J.S. : Oui, c'est ce qui guide notre marché. Les entreprises abordent cette problématique avec trois niveaux de maturité. Pour des raisons légales, elles commencent par archiver leurs e-mails. Ensuite, toujours pour les mêmes motivations, elles cherchent à faire correspondre leurs données non structurées aux données structurées afin de regrouper toute l'information disponible sur un sujet donné. Enfin, troisième étape, les organisations s'aperçoivent qu'elles peuvent exploiter ces recoupements pour résoudre leurs problèmes, créer de nouveaux produits ou services, etc.
Les grands comptes ont généralement de nombreux systèmes documentaires, qu'ils cherchent désormais à fédérer sur une plate-forme d'entreprise. Ceci passe-t-il par une consolidation des référentiels?
J.S. : Non. D'autant que de nombreuses sociétés vivent des fusions, au cours desquelles elles acquièrent des systèmes. Il faut proposer des solutions pour gérer des environnements différents, notamment un référentiel capable de fédérer des informations provenant de différentes sources.
Comme IBM, vous proposez une solution pour contrôler les environnements SharePoint. Pourquoi cet intérêt pour l'outil de Microsoft?
J.S. : SharePoint sert à des déploiements au niveau de groupes de travail. C'est vrai que son éclosion a retardé certains de nos déploiements il y a deux ans. Mais aujourd'hui c'est un accélérateur pour notre activité. De nombreux projets bâtis avec l'outil de Microsoft ont vu le jour – c'était presque gratuit ! -, mais les DSI s'aperçoivent qu'ils doivent contrôler les informations véhiculées par ces systèmes.
Pouvez-vous faire un bilan du rapprochement des produits d'Hummingbird, éditeur que vous racheté, et de votre offre LiveLink?

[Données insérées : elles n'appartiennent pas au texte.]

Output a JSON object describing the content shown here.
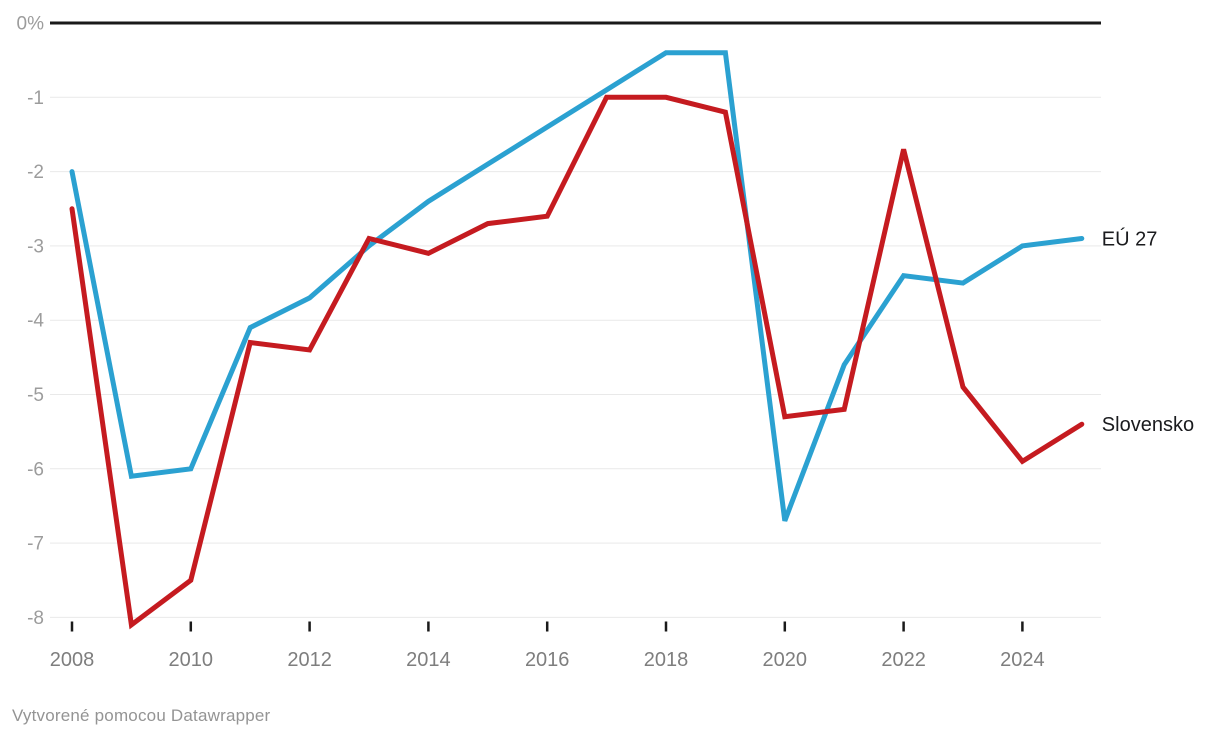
{
  "chart_data": {
    "type": "line",
    "x": [
      2008,
      2009,
      2010,
      2011,
      2012,
      2013,
      2014,
      2015,
      2016,
      2017,
      2018,
      2019,
      2020,
      2021,
      2022,
      2023,
      2024,
      2025
    ],
    "series": [
      {
        "name": "EÚ 27",
        "color": "#2ba1d1",
        "values": [
          -2.0,
          -6.1,
          -6.0,
          -4.1,
          -3.7,
          -3.0,
          -2.4,
          -1.9,
          -1.4,
          -0.9,
          -0.4,
          -0.4,
          -6.7,
          -4.6,
          -3.4,
          -3.5,
          -3.0,
          -2.9
        ]
      },
      {
        "name": "Slovensko",
        "color": "#c51b20",
        "values": [
          -2.5,
          -8.1,
          -7.5,
          -4.3,
          -4.4,
          -2.9,
          -3.1,
          -2.7,
          -2.6,
          -1.0,
          -1.0,
          -1.2,
          -5.3,
          -5.2,
          -1.7,
          -4.9,
          -5.9,
          -5.4
        ]
      }
    ],
    "title": "",
    "xlabel": "",
    "ylabel": "",
    "unit": "%",
    "ylim": [
      -8.5,
      0
    ],
    "y_ticks": [
      0,
      -1,
      -2,
      -3,
      -4,
      -5,
      -6,
      -7,
      -8
    ],
    "y_tick_labels": [
      "0%",
      "-1",
      "-2",
      "-3",
      "-4",
      "-5",
      "-6",
      "-7",
      "-8"
    ],
    "x_tick_years": [
      2008,
      2010,
      2012,
      2014,
      2016,
      2018,
      2020,
      2022,
      2024
    ],
    "grid": "horizontal",
    "zero_baseline": true,
    "legend_position": "line-end-labels"
  },
  "footer": {
    "text": "Vytvorené pomocou Datawrapper"
  },
  "colors": {
    "eu_line": "#2ba1d1",
    "slovensko_line": "#c51b20",
    "zero_line": "#1a1a1a",
    "gridline": "#e9e9e9",
    "tick_mark": "#1a1a1a",
    "y_axis_text": "#9c9c9c",
    "x_axis_text": "#7e7e7e",
    "series_label_text": "#1a1b1e",
    "footer_text": "#949494",
    "background": "#ffffff"
  }
}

J.S. : Au moment du rachat, la base installée Hummingbird était confrontée à une migration très coûteuse, vers la version 6. Nous avons décidé de ne pas sortir cette v6, pour finalement donner accès à de nouvelles fonctions, issues de LiveLink, via de simples mises à jour. Quelques grands clients avaient par contre déjà entamé la migration vers la v6. Nous avons pris l'engagement de leur fournir une version stabilisée de cette solution, corrigeant les bogues très importants que connaissait cette plate-forme. La version complète de cette plate-forme eDocs 6 sera disponible l'année prochaine.
La plate-forme eDocs bénéficie d'une base installée stable. Au moment du rachat, ces utilisateurs étaient persuadés qu'ils seraient forcés de migrer vers le référentiel de LiveLink à un horizon de trois ans. Ils ont compris désormais que telle n'était pas notre intention.
Quelle est la prochaine évolution majeure des plates-formes d'ECM?
J.S. : C'est celle liée au Web 2.0 et 3.0. La question à se poser, c'est comment gérer les contenus vidéos, par exemple ceux issus de YouTube, la téléphonie sur IP, etc. Et comment les transformer en enregistrements dans un système de gestion de contenus. Tout en prenant en compte l'évolution des outils, notamment la montée en puissance des smartphones évolués. Dans quelques semaines, nous sortirons une solution pour smartphone, qui est le fruit d'une collaboration avec RIM (le constructeur des BlackBerry, ndlr), mais aussi Apple.